Sharing Indoor Positioning With Navigation Platforms in Healthcare
Hospital navigation issues can translate into delayed admissions and discharges and slow the turnaround of rooms. At Henry Ford Health, its navigation platform has helped reduce the time it takes to clean a room by more quickly alerting the team that a room is ready and dispatching the closest available staffer.
“It happens day in and day out at hospitals all around the country,” Siegal says. “The whole challenge around the length of stay has been a big deal in inpatient care for a long time.”
Henry Ford Health’s app is automatically deployed onto hospital-issued Apple iPhone devices for support services employees. “Each phone pings its location back to a central command and control server,” Siegal says.
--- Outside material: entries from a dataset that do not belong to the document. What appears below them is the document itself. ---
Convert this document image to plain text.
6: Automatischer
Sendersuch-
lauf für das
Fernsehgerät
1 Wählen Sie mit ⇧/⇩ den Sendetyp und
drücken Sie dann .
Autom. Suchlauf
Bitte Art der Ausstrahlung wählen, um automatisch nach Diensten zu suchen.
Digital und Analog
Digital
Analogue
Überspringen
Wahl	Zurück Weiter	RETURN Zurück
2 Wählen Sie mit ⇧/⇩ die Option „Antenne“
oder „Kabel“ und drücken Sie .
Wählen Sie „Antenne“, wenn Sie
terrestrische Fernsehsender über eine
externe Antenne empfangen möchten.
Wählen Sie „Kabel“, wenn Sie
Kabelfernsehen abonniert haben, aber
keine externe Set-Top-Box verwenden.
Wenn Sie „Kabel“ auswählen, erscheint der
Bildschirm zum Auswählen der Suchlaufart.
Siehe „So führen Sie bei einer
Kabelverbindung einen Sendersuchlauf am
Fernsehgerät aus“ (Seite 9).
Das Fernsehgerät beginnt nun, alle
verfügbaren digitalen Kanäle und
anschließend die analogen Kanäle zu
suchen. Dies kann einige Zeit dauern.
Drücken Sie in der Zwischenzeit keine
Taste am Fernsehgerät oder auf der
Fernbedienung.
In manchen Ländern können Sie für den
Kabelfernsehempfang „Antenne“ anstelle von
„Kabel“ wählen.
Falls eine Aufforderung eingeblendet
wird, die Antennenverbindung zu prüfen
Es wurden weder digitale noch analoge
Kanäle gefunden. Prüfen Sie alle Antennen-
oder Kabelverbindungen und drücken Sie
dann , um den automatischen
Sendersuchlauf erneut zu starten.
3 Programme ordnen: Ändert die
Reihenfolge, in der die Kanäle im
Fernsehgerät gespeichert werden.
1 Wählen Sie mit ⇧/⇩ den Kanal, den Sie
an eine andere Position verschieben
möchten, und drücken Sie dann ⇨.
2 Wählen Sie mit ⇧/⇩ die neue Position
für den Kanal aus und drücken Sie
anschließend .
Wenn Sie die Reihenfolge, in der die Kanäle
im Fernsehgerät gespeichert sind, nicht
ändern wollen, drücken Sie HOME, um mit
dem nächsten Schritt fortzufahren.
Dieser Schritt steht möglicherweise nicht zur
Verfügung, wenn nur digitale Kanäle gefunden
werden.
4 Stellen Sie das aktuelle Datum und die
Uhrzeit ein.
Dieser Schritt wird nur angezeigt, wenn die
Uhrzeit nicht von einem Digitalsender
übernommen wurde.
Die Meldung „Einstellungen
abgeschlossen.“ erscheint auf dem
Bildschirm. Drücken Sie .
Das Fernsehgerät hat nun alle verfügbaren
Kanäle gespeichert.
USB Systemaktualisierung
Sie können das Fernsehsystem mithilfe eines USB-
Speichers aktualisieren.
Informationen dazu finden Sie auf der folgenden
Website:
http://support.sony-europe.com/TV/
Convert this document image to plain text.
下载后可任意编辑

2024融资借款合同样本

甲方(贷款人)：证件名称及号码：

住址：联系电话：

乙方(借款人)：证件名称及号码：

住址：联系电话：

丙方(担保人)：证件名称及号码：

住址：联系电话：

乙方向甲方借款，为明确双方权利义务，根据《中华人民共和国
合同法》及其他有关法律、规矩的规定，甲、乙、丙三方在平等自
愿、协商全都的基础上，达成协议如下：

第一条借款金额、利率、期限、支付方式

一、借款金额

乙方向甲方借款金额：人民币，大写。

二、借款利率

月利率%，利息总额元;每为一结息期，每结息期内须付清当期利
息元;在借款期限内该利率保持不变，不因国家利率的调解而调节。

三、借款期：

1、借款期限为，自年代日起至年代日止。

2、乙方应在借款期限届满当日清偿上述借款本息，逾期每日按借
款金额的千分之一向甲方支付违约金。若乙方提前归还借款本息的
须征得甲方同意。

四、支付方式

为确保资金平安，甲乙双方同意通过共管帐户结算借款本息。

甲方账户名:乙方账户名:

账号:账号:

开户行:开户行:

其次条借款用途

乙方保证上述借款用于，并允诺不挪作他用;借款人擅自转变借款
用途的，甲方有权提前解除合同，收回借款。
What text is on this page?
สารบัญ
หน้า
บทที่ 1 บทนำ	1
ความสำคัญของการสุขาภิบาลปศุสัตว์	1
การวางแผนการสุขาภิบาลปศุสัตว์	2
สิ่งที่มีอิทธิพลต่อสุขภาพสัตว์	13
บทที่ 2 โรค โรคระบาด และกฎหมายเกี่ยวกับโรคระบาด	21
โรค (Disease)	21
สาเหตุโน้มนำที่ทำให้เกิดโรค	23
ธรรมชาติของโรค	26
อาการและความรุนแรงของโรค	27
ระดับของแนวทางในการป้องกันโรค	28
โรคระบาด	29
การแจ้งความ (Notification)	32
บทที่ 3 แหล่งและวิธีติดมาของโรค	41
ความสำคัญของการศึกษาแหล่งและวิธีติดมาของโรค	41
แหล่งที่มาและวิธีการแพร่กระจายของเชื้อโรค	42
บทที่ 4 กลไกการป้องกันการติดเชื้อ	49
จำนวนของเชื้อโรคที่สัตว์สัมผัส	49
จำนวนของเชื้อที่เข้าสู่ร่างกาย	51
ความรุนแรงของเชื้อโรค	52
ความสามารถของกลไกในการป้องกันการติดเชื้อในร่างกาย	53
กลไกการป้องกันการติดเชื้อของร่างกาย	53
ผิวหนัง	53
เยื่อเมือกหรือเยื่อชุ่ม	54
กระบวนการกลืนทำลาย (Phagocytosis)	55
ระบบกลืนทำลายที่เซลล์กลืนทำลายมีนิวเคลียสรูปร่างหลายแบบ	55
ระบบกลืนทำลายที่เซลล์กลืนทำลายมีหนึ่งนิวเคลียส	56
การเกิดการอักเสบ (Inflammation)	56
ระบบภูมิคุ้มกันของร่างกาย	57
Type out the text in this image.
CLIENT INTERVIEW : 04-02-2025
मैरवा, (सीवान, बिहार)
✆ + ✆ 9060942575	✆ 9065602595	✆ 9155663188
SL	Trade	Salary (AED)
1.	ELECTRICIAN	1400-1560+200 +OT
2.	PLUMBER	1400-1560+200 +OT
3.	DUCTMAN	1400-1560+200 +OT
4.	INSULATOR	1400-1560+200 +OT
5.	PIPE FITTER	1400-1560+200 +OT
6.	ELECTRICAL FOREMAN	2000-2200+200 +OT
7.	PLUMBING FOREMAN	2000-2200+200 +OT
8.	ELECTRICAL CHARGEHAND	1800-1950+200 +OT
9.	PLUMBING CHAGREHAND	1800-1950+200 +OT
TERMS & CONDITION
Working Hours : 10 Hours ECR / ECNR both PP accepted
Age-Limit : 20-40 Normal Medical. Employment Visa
They show up as blue dots on a Wi-Fi-based indoor positioning system. “Now, we’ve got the control tower, where supervisors can see in real time where the whole team is,” he says. Think of it as air traffic control for a hospital.
The system also tracks equipment. It attaches asset tags to devices such as wheelchairs, stretchers, beds and even specimen samples — “the kinds of things that, if you ask any nurse, they can never find when they need them,” Siegal adds.
The tags can also help engineers locate equipment to perform routine services. “Or, if there’s a recall, you don’t want to waste your time searching every single one, because 80 percent of them are fine,” Siegal says.